Etre actionnaire dans une société dont l’activité est problématique

Question : Est-il permis à un musulman d’être actionnaire dans une société qui exerce, de façon secondaire, une activité illicite ?

Réponse : Il y a deux avis principaux qui existent sur le sujet :


  • Selon un très grand nombre de savants contemporains, il n’est en aucun cas permis à un musulman d’investir dans une société cotée qui exerce une activité illicite, et ce même si celle-ci se fait de façon secondaire et que les revenus produits de cette activité sont infimes (moins de 5%). Cet avis est notamment celui de Cheikh Abdoullah bin Bî’ah, Dr An Nachmiy, Cheikh Ahmad Al Kourdiy, Dr Ali Ahmad As Sâloûss et de Cheikh Adh Dharîr ; il est aussi celui qui a été retenu par Al Madjma’oul Fiqhiy de Makkah (liée à la Ligue Islamique Mondiale), la Commission Permanente pour la Recherche et l’Iftâ d’Arabie Saoudite, le Comité de Conformité Shariah de la Kuwaït Finance House, de la Dubaï Islamic Bank et de la Banque Islamique Soudanaise.

 

  • Un autre groupe de savants contemporains soutient que l’investissement dans une société cotée exerçant de façon secondaire des transactions illicites est toléré pour le musulman, sous condition notamment que les revenus produits de ces transactions soient minimes et que l’investisseur s’efforce de purifier ses dividendes de la part de revenus provenant de celles-ci.[1] Parmi les oulémas qui soutiennent cette opinion, on peut citer Cheikh Abdoullah Ibn Manî’, Cheikh Taqi Outhmâni, Cheikh Moustafa Ahmad Az Zarqâ, Dr Abdous Sattâr Abou Ghouddah, Cheikh Nizâm Ya’qoûbi et Dr Nazîh Hammad. Cet avis est celui qui a été retenu par le Shariah Board de l’AAOIFI, de la Shirkat Al Râdjihi Al Masrafiyah, de la Banque Islamique Jordanienne, de la plupart des membres présents lors du sixième forum du groupe Al Barakah.

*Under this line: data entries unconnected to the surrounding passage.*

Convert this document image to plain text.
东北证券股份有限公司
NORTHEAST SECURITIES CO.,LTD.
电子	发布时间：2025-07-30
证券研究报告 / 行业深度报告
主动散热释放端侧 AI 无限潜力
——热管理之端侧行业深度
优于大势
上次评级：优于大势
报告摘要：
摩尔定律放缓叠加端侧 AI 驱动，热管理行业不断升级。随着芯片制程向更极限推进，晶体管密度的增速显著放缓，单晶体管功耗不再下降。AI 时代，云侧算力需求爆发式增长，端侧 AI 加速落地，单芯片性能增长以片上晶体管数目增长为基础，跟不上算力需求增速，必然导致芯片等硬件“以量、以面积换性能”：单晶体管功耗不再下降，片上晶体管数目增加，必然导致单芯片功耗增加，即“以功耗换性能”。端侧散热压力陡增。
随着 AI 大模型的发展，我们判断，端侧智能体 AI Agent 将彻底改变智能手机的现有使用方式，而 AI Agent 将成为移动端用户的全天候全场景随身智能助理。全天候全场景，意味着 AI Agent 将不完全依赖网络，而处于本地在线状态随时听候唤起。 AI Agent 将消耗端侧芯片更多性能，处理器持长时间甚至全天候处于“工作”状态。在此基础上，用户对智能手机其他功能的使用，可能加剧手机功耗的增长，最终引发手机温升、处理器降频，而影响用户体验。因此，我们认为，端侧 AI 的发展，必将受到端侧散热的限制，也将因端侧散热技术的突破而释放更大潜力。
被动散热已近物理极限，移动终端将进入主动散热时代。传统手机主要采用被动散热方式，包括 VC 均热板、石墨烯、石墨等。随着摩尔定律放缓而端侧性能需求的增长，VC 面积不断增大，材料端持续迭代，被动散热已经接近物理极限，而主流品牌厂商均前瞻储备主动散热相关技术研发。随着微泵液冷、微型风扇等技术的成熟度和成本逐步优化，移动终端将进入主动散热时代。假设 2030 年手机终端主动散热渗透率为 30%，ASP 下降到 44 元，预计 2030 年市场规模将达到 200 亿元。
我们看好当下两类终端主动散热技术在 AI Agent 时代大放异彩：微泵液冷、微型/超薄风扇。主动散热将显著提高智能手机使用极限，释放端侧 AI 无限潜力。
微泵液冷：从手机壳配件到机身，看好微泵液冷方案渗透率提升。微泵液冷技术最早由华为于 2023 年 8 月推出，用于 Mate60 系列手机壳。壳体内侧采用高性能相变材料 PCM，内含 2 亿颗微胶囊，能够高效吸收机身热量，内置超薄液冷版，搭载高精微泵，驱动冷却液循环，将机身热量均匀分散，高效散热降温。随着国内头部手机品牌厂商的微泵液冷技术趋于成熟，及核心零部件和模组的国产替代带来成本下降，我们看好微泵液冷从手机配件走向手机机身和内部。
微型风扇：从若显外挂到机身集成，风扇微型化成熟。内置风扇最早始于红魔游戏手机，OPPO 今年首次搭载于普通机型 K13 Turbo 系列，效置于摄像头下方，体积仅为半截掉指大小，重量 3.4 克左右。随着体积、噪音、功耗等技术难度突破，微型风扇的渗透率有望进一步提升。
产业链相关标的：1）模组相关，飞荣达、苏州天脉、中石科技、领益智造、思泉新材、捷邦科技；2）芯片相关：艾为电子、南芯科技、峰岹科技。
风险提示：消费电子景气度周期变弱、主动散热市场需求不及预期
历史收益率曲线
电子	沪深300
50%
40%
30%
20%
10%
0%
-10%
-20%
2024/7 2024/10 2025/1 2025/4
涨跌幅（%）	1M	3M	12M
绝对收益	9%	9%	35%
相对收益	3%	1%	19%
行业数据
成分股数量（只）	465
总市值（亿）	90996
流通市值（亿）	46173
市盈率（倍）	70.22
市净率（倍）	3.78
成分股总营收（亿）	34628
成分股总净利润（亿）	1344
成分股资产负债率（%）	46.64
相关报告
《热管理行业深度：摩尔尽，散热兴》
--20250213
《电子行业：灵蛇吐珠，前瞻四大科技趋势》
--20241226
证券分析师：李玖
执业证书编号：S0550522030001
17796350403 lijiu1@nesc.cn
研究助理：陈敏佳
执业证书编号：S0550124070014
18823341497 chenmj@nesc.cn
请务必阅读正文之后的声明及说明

Cet avis, qui est le fruit d’un idjtihâd contemporain sur une problématique nouvelle, repose notamment sur les principes juridiques suivants :

  • Ce qui n’est pas autorisé de façon distincte peut l’être de façon secondaire. Exemple : la vente d’un fœtus animal ne peut faire l’objet d’une transaction à part entière dans le droit musulman. Par contre, la vente de l’animal gravide est autorisée. C’est ce raisonnement qui a poussé des oulémas à tolérer l’actionnariat dans une société réalisant une proportion minime d’opérations illicites de façon secondaire.

 

  • Le mélange d’une petite partie de ce qui n’est pas illicite en soi mais qui a été acquis de façon illicite (al harâm li kasbihi lâ li wasfihi) dans une grande partie de licite ne rend pas l’intégralité du produit illicite. Ce principe a été souligné par Ibnou Taymiyah (rahimahoullâh) dans ses Madjmoû’ oul Fatâwa (Volume 29 / Pages 320-321) ainsi que par plusieurs savants des autres madhâhib. C’est à partir de ce principe que des oulémas ont déduit que le fait qu’une société cotée ait une part de revenus provenant de source illicite ne rend pas pour autant l’intégralité de ses revenus illicites.

Les oulémas du second groupe soulignent par ailleurs que l’application de leur avis de permission conditionné permet notamment :

  • de promouvoir d’une certaine façon des critères éthiques et des principes islamiques sur les marchés boursiers internationaux et de contribuer ainsi à un effort de islâh (amélioration) de système financier dominant.

 

 

  • d’offrir aux institutions de finance islamique qui n’ont pas recours aux placements à intérêts (ribawis) des outils d’investissement alternatifs.

 

En tous les cas,  la position du second groupe de oulémas exprime une tolérance visant à écarter une certaine gêne (harj) à la communauté musulmane au niveau des investissements dans un monde dominé par le système ribawi. Cette position ne doit surtout pas être interprétée comme un encouragement pour le musulman à réaliser dans sa vie de tous les jours des transactions illicites pour peu que celles-ci ne soient pas importantes par rapport à l’ensemble de ses activités.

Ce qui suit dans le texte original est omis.